Thursday, November 28, 2013

Render unto Caesar …


Pope Francis is taking a left turn for the Catholic Church.  He is attacking Capitalism as being exclusionary and depraved.  And mostly he is right.  Capitalism does pick winners and losers … just like any other economic system. And Pope Francis, with his huge Christian heart, is railing against the winners and gushing angst for the losers.  In a way this is his duty as the leader of the church whose founder taught us to “love thy neighbor as thy self.”

However, Capitalism has one thing going for it that Pope Francis doesn’t deem to acknowledge … it is a wealth-creation engine nonpareil.  And lots of wealth creates lots of largess.  I know that the Pope’s message dismisses “trickle-down economics” (probably a politically-inspired mistranslation), but, in fact, a capitalistic society such as the United States defines “poverty” at a level of possession that someone in the Sudan could only dream of achieving.  For more critical discussion on the Pope’s teaching see: UK Telegraph Opinion Piece.  I wish I could reliably quote the original source, but some wag once said that all other economic systems create as their objective “trickle-up poverty.”

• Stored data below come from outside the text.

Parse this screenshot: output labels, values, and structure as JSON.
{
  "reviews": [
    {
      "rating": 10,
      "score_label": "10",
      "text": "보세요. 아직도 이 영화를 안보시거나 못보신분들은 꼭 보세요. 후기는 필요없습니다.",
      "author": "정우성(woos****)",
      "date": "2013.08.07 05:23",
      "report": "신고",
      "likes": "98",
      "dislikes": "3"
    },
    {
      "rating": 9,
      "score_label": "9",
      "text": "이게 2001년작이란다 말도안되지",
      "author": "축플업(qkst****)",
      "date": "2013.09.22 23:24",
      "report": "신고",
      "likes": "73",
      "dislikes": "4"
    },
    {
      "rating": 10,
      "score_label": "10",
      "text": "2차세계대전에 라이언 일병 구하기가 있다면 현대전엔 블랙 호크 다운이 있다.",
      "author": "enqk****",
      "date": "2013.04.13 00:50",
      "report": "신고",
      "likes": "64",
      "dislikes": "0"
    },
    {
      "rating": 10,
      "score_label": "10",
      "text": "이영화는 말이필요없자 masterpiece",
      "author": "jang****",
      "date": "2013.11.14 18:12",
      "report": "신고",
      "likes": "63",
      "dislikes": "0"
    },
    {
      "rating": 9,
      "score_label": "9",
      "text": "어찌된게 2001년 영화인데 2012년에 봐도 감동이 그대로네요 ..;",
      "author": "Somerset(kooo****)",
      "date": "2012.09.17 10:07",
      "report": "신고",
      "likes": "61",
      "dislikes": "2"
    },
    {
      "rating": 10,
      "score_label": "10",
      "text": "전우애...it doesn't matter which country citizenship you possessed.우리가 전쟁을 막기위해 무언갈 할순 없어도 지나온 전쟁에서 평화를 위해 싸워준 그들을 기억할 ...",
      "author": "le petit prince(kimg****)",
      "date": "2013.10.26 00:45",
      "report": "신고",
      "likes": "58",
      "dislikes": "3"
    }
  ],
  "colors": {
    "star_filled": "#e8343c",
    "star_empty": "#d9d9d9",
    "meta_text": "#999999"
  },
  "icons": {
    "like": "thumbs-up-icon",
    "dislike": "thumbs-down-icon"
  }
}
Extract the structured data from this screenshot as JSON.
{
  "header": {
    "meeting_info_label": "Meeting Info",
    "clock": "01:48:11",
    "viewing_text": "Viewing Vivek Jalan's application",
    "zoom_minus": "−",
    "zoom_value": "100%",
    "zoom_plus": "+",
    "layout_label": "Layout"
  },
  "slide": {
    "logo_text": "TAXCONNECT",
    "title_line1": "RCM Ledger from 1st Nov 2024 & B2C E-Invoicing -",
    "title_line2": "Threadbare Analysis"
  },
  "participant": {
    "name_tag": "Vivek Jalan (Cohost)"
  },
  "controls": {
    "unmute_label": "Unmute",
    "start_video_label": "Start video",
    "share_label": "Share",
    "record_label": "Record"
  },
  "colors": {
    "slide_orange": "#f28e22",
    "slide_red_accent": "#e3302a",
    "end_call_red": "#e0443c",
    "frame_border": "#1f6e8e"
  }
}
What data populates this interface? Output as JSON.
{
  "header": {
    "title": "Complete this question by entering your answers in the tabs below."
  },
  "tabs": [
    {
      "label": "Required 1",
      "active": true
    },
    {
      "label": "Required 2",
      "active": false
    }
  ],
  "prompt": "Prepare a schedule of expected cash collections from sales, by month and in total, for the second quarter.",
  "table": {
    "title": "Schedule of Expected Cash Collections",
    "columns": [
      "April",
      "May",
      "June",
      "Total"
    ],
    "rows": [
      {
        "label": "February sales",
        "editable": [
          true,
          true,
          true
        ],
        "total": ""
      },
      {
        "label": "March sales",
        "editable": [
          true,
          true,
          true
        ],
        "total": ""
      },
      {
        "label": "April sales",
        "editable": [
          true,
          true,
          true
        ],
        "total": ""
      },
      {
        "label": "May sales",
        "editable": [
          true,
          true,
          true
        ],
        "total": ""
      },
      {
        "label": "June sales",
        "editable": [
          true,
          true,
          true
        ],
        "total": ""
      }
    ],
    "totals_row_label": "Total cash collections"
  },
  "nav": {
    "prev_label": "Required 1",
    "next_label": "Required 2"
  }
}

Although there are world problems that I would think Pope Francis might have moved up his list of concerns … such as the wave of Christian killings by radical Muslims … and the depravity that exists within the walls of the Vatican … the injustices of Capitalism do need some attention.  This is particularly true when capitalists form an unholy alliance with the secular state and winners are not picked by the marketplace but in the White House.  Christ did say, when asked about paying taxes (and noting whose visage was on the coinage), “render unto Caesar what is Caesar's.”  But in my mind, it is often the reverse flow of this pelf where the real corruption occurs.